Integration seems gaussian but the answer does not match

[tfhub]

Homework Statement

-h^2/2m (sqrt(2b/pi)) e^(-bx^2) d^2/dx^2 (e^(-bx^2)) dx from - to + infinity

Homework Equations

I tried differentiating e^(-bx^2) twice and it came up weird , I positioned the values and finally cam up with (-2b sqrt(pi/2b)...is there any other way to do it ?

The Attempt at a Solution

I tried with gaussian integration and my final answer is h^2b/m but it should be h^2b/2m... how am i missing the 1/2 factor?

 

[Orodruin]

It is difficult to say where you are going wrong if you do not show us exactly what you did step by step.

 

[Ray Vickson]

Homework Statement

-h^2/2m (sqrt(2b/pi)) e^(-bx^2) d^2/dx^2 (e^(-bx^2)) dx from - to + infinity

Homework Equations

I tried differentiating e^(-bx^2) twice and it came up weird , I positioned the values and finally cam up with (-2b sqrt(pi/2b)...is there any other way to do it ?

The Attempt at a Solution

I tried with gaussian integration and my final answer is h^2b/m but it should be h^2b/2m... how am i missing the 1/2 factor?
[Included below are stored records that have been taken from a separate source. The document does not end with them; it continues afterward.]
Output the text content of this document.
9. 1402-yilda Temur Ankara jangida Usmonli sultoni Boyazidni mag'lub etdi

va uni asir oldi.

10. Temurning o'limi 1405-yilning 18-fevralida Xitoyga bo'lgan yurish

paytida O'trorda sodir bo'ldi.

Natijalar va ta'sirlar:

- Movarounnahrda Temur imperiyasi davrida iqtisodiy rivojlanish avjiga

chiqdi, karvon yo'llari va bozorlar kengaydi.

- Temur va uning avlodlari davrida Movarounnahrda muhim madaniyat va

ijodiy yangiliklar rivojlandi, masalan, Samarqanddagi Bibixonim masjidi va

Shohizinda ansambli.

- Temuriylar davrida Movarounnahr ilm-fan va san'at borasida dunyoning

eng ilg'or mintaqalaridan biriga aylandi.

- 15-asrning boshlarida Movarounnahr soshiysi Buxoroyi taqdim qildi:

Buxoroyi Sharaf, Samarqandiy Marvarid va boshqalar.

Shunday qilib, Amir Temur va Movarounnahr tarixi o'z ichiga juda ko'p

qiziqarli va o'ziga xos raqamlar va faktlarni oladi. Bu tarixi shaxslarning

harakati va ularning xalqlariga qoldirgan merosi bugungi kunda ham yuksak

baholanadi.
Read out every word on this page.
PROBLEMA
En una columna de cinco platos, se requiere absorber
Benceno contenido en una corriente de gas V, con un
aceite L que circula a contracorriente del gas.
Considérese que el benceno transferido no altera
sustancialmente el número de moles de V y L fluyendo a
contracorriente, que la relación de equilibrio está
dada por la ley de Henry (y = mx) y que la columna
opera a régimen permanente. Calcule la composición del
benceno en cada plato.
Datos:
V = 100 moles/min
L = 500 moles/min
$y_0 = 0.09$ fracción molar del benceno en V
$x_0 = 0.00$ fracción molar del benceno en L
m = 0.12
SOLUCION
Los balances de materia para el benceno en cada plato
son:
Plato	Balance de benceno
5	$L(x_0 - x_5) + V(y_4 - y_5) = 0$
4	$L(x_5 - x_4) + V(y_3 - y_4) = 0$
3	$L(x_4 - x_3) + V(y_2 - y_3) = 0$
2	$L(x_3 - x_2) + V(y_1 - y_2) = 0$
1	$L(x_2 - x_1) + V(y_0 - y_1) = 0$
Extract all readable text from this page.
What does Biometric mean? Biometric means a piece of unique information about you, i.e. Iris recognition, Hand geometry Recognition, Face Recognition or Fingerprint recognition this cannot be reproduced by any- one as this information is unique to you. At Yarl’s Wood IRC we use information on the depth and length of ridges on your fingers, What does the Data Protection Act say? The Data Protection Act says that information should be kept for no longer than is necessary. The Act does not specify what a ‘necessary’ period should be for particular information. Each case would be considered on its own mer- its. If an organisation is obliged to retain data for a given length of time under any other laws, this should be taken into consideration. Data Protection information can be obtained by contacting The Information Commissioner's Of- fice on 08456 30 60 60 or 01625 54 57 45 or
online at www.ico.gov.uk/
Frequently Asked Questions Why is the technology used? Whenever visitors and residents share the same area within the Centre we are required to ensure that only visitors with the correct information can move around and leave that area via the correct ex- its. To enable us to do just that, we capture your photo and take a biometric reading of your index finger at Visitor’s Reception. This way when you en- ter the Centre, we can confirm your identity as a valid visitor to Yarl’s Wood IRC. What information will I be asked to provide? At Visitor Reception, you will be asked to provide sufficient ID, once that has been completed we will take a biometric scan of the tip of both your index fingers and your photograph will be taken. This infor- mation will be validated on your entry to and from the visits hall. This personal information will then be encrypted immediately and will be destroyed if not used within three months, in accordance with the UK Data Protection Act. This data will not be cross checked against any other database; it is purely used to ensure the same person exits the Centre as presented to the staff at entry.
If you mean that you came up with -2b sqrt(pi/2b) for the integral--that is, that
\int_{-\infty}^{\infty} e^{-bx^2} \frac{d^2}{dx^2} e^{-b x^2} \, dx =- 2b \sqrt{\frac{\pi}{2b}},
then you are off by a factor or 2: you should have $-b \sqrt{\pi/2b}$. You need to show your work in detail.